1/4 teaspoon of lipase diluted in 60ml (quarter of a cup) of non-chlorinate water
1 gm (1 heaped smidgen) direct set mesophilic culture
2.5 ml rennet diluted in 60ml of non-chlorinated water
2.5 ml calcium chloride diluted in 60ml of non chlorinate water (if milk is homogenised)

2 litres water (boiled)
1/3 cup salt
1/3 cup white vinegar
3 drops calcium chloride
Boil brine for 5 minutes then cool to room temperature before adding finished cheese.

Enjoy this wonderful cheese!


  1. Ask and you shall receive!! Thanks Gavin - heading to the homebrew shop tomorrow, apparently they also sell all the cheesemaking bits.
    Will let you know how I go - and more importantly how it stacks up against Aldi's Danish feta that I used to so love...

  2. Thank you so much for this tutorial, I luv the way you teach and explain your process and the wonderful little practical ideas you share!

    You definitely are a blessing I'm sure for many...I am sort of ashamed to admit that I do not know how to translate the grams to teaspoons as I am in the USA. Can you please help me with that?

    I would luv to try the feta with a gallon or two of raw milk...or perhaps I should start with store bought milk first!

    Many blessings...

  3. Gavin,
    This turned out great! I tried it with a couple slight variations:
    1) I replaced 1/3 of the milk with goat's milk, and I used a herb salt from Epicure for the brine. Turned out incredible! Nice and creamy and great for crackers.
    2) For the second variation, I used all goats milk, and let drain for 8 hours instead. It created a much more "crumbly" feta.

    Thanks again! Love the blog!


  4. Dear Gavin good evening from Greece
    I am glad you are interested to build feta cheese
    a small correction

    Feta done with sheep and goat milk in the ratio 70/30
    Having cut the curd leave for 10-15 minutes and then strain. when removed from the mold, cut into pieces and put it on the shelf, pour onto the coarse salt and let stand for 5-6 hours and repeat on the other side.

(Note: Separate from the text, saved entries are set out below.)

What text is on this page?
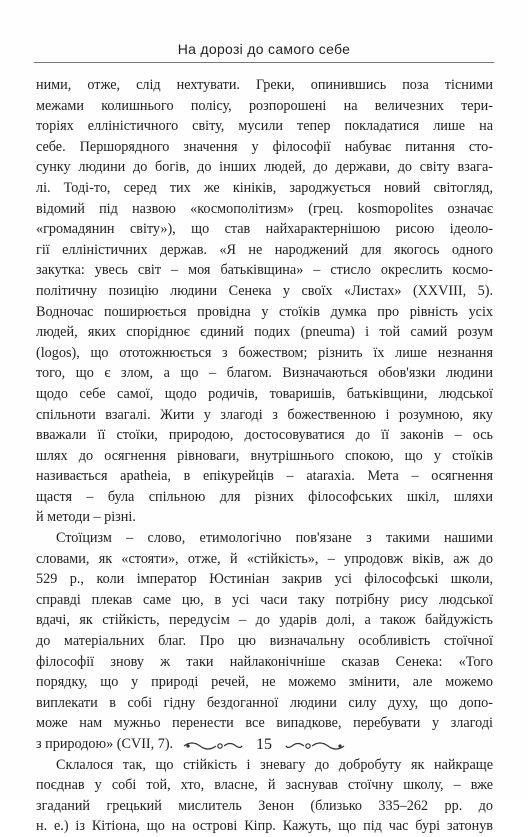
На дорозі до самого себе
ними, отже, слід нехтувати. Греки, опинившись поза тісними
межами колишнього полісу, розпорошені на величезних тери-
торіях елліністичного світу, мусили тепер покладатися лише на
себе. Першорядного значення у філософії набуває питання сто-
сунку людини до богів, до інших людей, до держави, до світу взага-
лі. Тоді-то, серед тих же кініків, зароджується новий світогляд,
відомий під назвою «космополітизм» (грец. kosmopolites означає
«громадянин світу»), що став найхарактернішою рисою ідеоло-
гії елліністичних держав. «Я не народжений для якогось одного
закутка: увесь світ – моя батьківщина» – стисло окреслить космо-
політичну позицію людини Сенека у своїх «Листах» (XXVIII, 5).
Водночас поширюється провідна у стоїків думка про рівність усіх
людей, яких споріднює єдиний подих (pneuma) і той самий розум
(logos), що ототожнюється з божеством; різнить їх лише незнання
того, що є злом, а що – благом. Визначаються обов'язки людини
щодо себе самої, щодо родичів, товаришів, батьківщини, людської
спільноти взагалі. Жити у злагоді з божественною і розумною, яку
вважали її стоїки, природою, достосовуватися до її законів – ось
шлях до осягнення рівноваги, внутрішнього спокою, що у стоїків
називається apatheia, в епікурейців – ataraxia. Мета – осягнення
щастя – була спільною для різних філософських шкіл, шляхи
й методи – різні.
Стоїцизм – слово, етимологічно пов'язане з такими нашими
словами, як «стояти», отже, й «стійкість», – упродовж віків, аж до
529 р., коли імператор Юстиніан закрив усі філософські школи,
справді плекав саме цю, в усі часи таку потрібну рису людської
вдачі, як стійкість, передусім – до ударів долі, а також байдужість
до матеріальних благ. Про цю визначальну особливість стоїчної
філософії знову ж таки найлаконічніше сказав Сенека: «Того
порядку, що у природі речей, не можемо змінити, але можемо
виплекати в собі гідну бездоганної людини силу духу, що допо-
може нам мужньо перенести все випадкове, перебувати у злагоді
з природою» (CVII, 7).
Склалося так, що стійкість і зневагу до добробуту як найкраще
поєднав у собі той, хто, власне, й заснував стоїчну школу, – вже
згаданий грецький мислитель Зенон (близько 335–262 рр. до
н. е.) із Кітіона, що на острові Кіпр. Кажуть, що під час бурі затонув
15
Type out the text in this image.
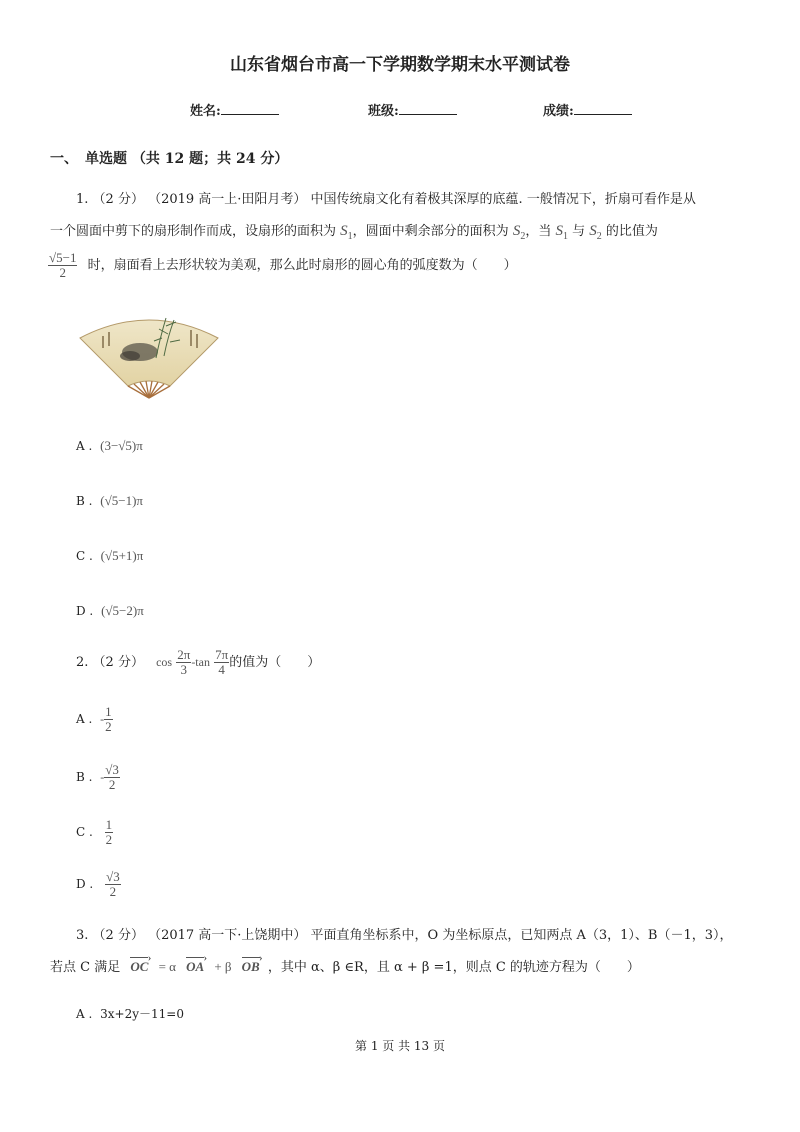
山东省烟台市高一下学期数学期末水平测试卷
姓名:	班级:	成绩:
一、　单选题 （共 12 题；共 24 分）
1. （2 分） （2019 高一上·田阳月考） 中国传统扇文化有着极其深厚的底蕴. 一般情况下，折扇可看作是从
一个圆面中剪下的扇形制作而成，设扇形的面积为 $S_1$，圆面中剩余部分的面积为 $S_2$，当 $S_1$ 与 $S_2$ 的比值为
$\frac{√5-1}{2}$ 时，扇面看上去形状较为美观，那么此时扇形的圆心角的弧度数为（　　）
A . (3−√5)π
B . (√5−1)π
C . (√5+1)π
D . (√5−2)π
2. （2 分） $\cos \frac{2\pi}{3} -\tan \frac{7\pi}{4}$ 的值为（　　）
A . - $\frac{1}{2}$
B . - $\frac{√3}{2}$
C . $\frac{1}{2}$
D . $\frac{√3}{2}$
3. （2 分） （2017 高一下·上饶期中） 平面直角坐标系中，O 为坐标原点，已知两点 A（3，1）、B（－1，3），
若点 C 满足 OC › = α OA › + β OB › ，其中 α、β ∈R，且 α + β =1，则点 C 的轨迹方程为（　　）
A . 3x+2y－11=0
第 1 页 共 13 页
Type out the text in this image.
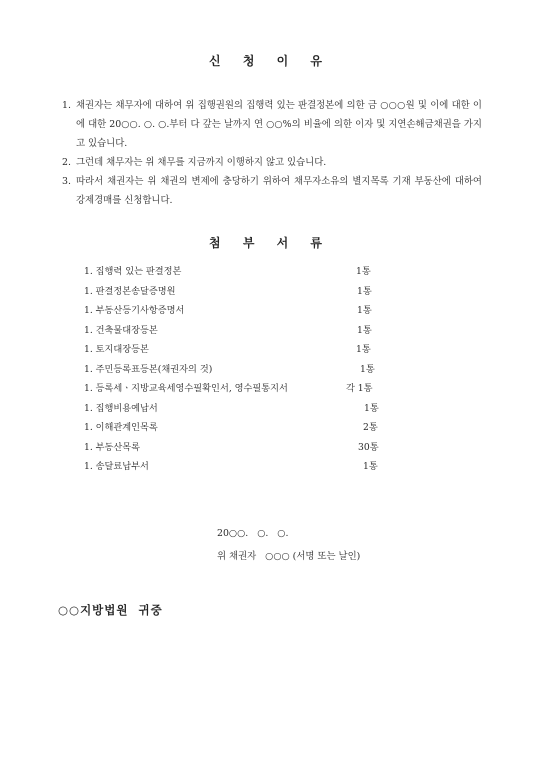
신 청 이 유
1. 채권자는 채무자에 대하여 위 집행권원의 집행력 있는 판결정본에 의한 금 ○○○원 및 이에 대한 이에 대한 20○○. ○. ○.부터 다 갚는 날까지 연 ○○%의 비율에 의한 이자 및 지연손해금채권을 가지고 있습니다.
2. 그런데 채무자는 위 채무를 지금까지 이행하지 않고 있습니다.
3. 따라서 채권자는 위 채권의 변제에 충당하기 위하여 채무자소유의 별지목록 기재 부동산에 대하여 강제경매를 신청합니다.
첨 부 서 류
1. 집행력 있는 판결정본	1통
1. 판결정본송달증명원	1통
1. 부동산등기사항증명서	1통
1. 건축물대장등본	1통
1. 토지대장등본	1통
1. 주민등록표등본(채권자의 것)	1통
1. 등록세ㆍ지방교육세영수필확인서, 영수필통지서	각 1통
1. 집행비용예납서	1통
1. 이해관계인목록	2통
1. 부동산목록	30통
1. 송달료납부서	1통
20○○.   ○.   ○.
위 채권자   ○○○ (서명 또는 날인)
○○지방법원  귀중
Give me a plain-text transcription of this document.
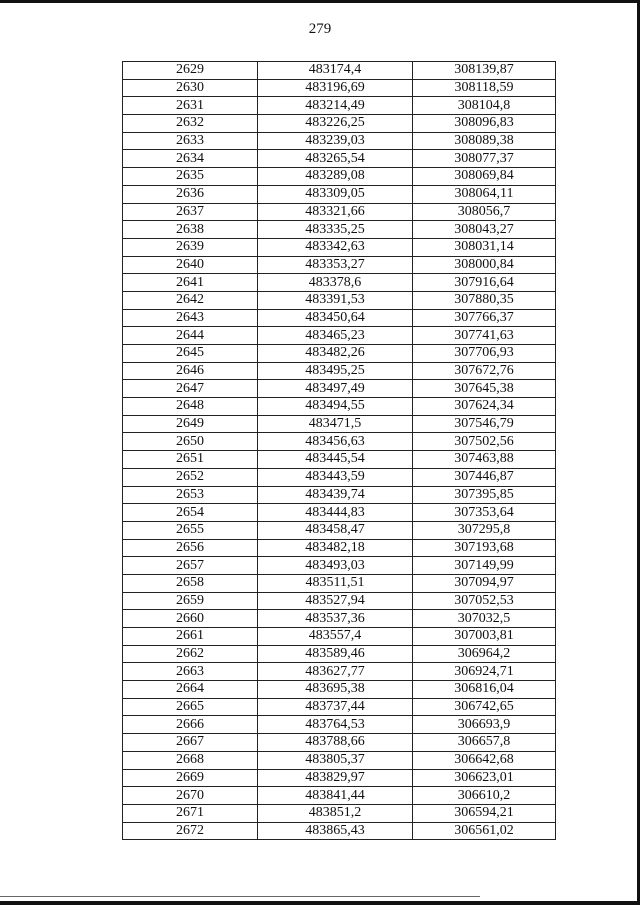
279
2629	483174,4	308139,87
2630	483196,69	308118,59
2631	483214,49	308104,8
2632	483226,25	308096,83
2633	483239,03	308089,38
2634	483265,54	308077,37
2635	483289,08	308069,84
2636	483309,05	308064,11
2637	483321,66	308056,7
2638	483335,25	308043,27
2639	483342,63	308031,14
2640	483353,27	308000,84
2641	483378,6	307916,64
2642	483391,53	307880,35
2643	483450,64	307766,37
2644	483465,23	307741,63
2645	483482,26	307706,93
2646	483495,25	307672,76
2647	483497,49	307645,38
2648	483494,55	307624,34
2649	483471,5	307546,79
2650	483456,63	307502,56
2651	483445,54	307463,88
2652	483443,59	307446,87
2653	483439,74	307395,85
2654	483444,83	307353,64
2655	483458,47	307295,8
2656	483482,18	307193,68
2657	483493,03	307149,99
2658	483511,51	307094,97
2659	483527,94	307052,53
2660	483537,36	307032,5
2661	483557,4	307003,81
2662	483589,46	306964,2
2663	483627,77	306924,71
2664	483695,38	306816,04
2665	483737,44	306742,65
2666	483764,53	306693,9
2667	483788,66	306657,8
2668	483805,37	306642,68
2669	483829,97	306623,01
2670	483841,44	306610,2
2671	483851,2	306594,21
2672	483865,43	306561,02
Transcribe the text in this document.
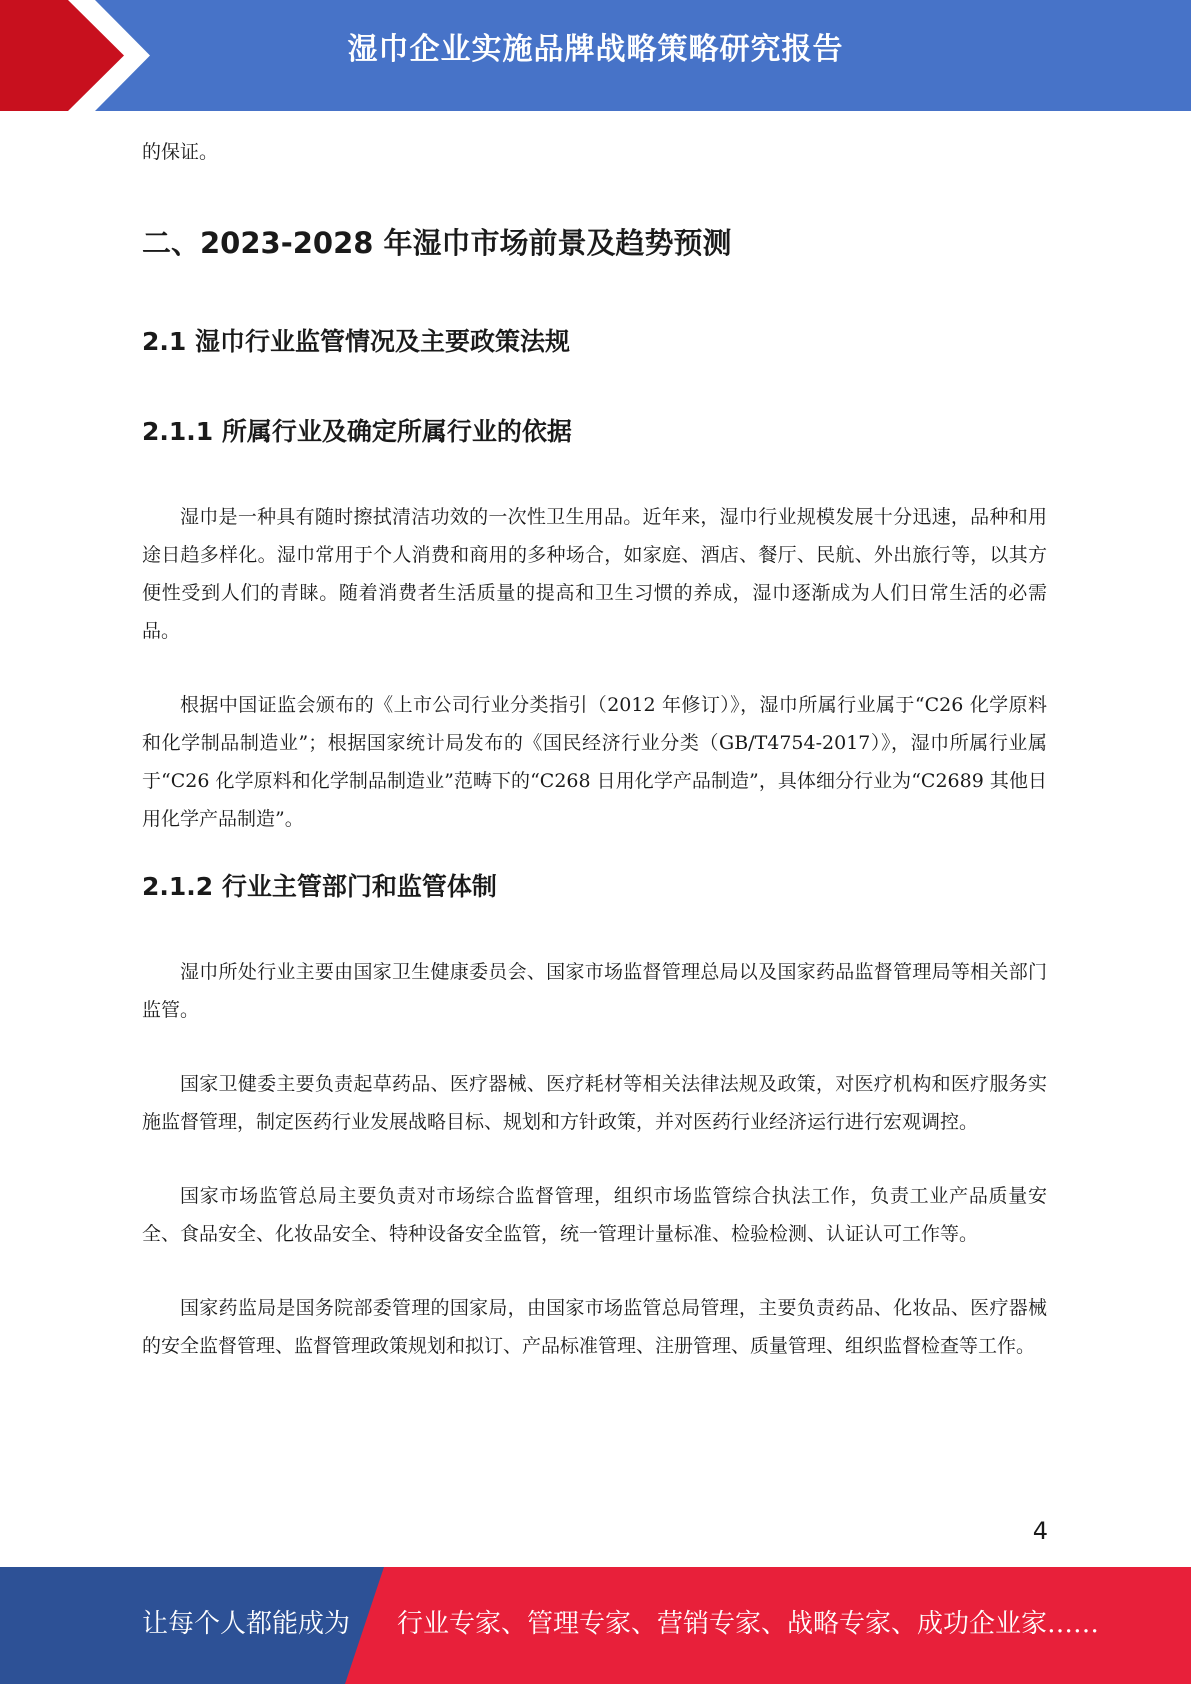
湿巾企业实施品牌战略策略研究报告

的保证。

二、2023-2028 年湿巾市场前景及趋势预测
2.1 湿巾行业监管情况及主要政策法规
2.1.1 所属行业及确定所属行业的依据

湿巾是一种具有随时擦拭清洁功效的一次性卫生用品。近年来，湿巾行业规模发展十分迅速，品种和用途日趋多样化。湿巾常用于个人消费和商用的多种场合，如家庭、酒店、餐厅、民航、外出旅行等，以其方便性受到人们的青睐。随着消费者生活质量的提高和卫生习惯的养成，湿巾逐渐成为人们日常生活的必需品。

根据中国证监会颁布的《上市公司行业分类指引（2012 年修订）》，湿巾所属行业属于“C26 化学原料和化学制品制造业”；根据国家统计局发布的《国民经济行业分类（GB/T4754-2017）》，湿巾所属行业属于“C26 化学原料和化学制品制造业”范畴下的“C268 日用化学产品制造”，具体细分行业为“C2689 其他日用化学产品制造”。

2.1.2 行业主管部门和监管体制

湿巾所处行业主要由国家卫生健康委员会、国家市场监督管理总局以及国家药品监督管理局等相关部门监管。

国家卫健委主要负责起草药品、医疗器械、医疗耗材等相关法律法规及政策，对医疗机构和医疗服务实施监督管理，制定医药行业发展战略目标、规划和方针政策，并对医药行业经济运行进行宏观调控。

国家市场监管总局主要负责对市场综合监督管理，组织市场监管综合执法工作，负责工业产品质量安全、食品安全、化妆品安全、特种设备安全监管，统一管理计量标准、检验检测、认证认可工作等。

国家药监局是国务院部委管理的国家局，由国家市场监管总局管理，主要负责药品、化妆品、医疗器械的安全监督管理、监督管理政策规划和拟订、产品标准管理、注册管理、质量管理、组织监督检查等工作。

4
让每个人都能成为 行业专家、管理专家、营销专家、战略专家、成功企业家……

    Now you can leave the cheese for at least two months to mature.

    I apologize for the very bad English :-(

    1. Hi Niko,

      Thanks for the tips. I will have to try adding goats milk to my feta as well. I can't source sheeps milk here where I live.

      I will also let the next batch mature longer.


  5. You mention 1 gram of mesophilic culture in the video and 2.5 grams in the recipe - which should it be?

    1. Hi John, good question. It is 1 gm (1 heaped smidgen) of mesophilic culture. Sorry about that. I corrected the recipe.